While solid-state batteries remain a longer-term prospect, battery swapping is gaining traction as a more immediate solution, particularly in China. Recent enthusiasm for standardizing battery swapping in China appears justified, especially as early adopters NIO and battery giant CATL develop different approaches to the technology. 

Battery swapping allows EVs to quickly exchange a depleted battery for a fully charged one at dedicated stations, eliminating the wait time for charging. The Choco-Swap technical standard, announced in March 2025, signals growing adoption among domestic and joint venture vehicles in China toward supporting this faster, more flexible charging alternative. 

Data from the E-Mobility Technology Module shows that by 2030, 74% of battery swapping applications will target vehicles with battery capacities above 60 kWh, primarily longer-range, larger segment models suited for highway use. However, uncertainties persist regarding the technology's viability beyond China, as we project annual sales of battery-swapping capable vehicles in major European markets and the US to exceed only 200,000 units by 2031.
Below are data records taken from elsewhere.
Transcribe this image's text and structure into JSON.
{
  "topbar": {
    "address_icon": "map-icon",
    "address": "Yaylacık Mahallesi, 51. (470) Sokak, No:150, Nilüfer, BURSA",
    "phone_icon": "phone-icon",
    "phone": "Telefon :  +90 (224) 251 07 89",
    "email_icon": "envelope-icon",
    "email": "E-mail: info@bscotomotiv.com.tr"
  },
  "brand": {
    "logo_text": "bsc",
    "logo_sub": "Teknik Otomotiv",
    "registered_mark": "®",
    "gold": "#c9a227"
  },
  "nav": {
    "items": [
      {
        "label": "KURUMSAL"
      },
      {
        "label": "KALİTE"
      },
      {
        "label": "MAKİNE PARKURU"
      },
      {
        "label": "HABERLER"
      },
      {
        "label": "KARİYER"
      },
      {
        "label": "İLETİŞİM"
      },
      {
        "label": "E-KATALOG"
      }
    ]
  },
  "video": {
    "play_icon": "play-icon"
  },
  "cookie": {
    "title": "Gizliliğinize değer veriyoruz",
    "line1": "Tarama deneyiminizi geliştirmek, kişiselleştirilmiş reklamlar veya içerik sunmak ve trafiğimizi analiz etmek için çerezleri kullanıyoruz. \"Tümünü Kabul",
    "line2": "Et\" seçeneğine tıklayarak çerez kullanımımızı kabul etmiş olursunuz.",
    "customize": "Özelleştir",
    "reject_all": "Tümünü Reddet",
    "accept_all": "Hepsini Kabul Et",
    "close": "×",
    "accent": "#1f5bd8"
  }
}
Automakers without ambitions in China have little incentive to adopt battery-swapping technology, leading major global OEMs in China to depend on joint venture R&D for compatible architectures. This situation highlights Chinese companies' challenges in exporting the battery-swapping model to Europe. However, whether other global markets with significant Chinese sales might disrupt this trend remains to be seen.

Another promising technology—wireless charging—offers long-term potential but is falling behind, despite advantages like standardization, interoperability, tier 1 licensing, and increased convenience. 

Advanced technological solutions like wireless charging often struggle due to delayed market entry. We anticipate the adoption of wireless charging only after a major 2028 platform launch using induction-based technology.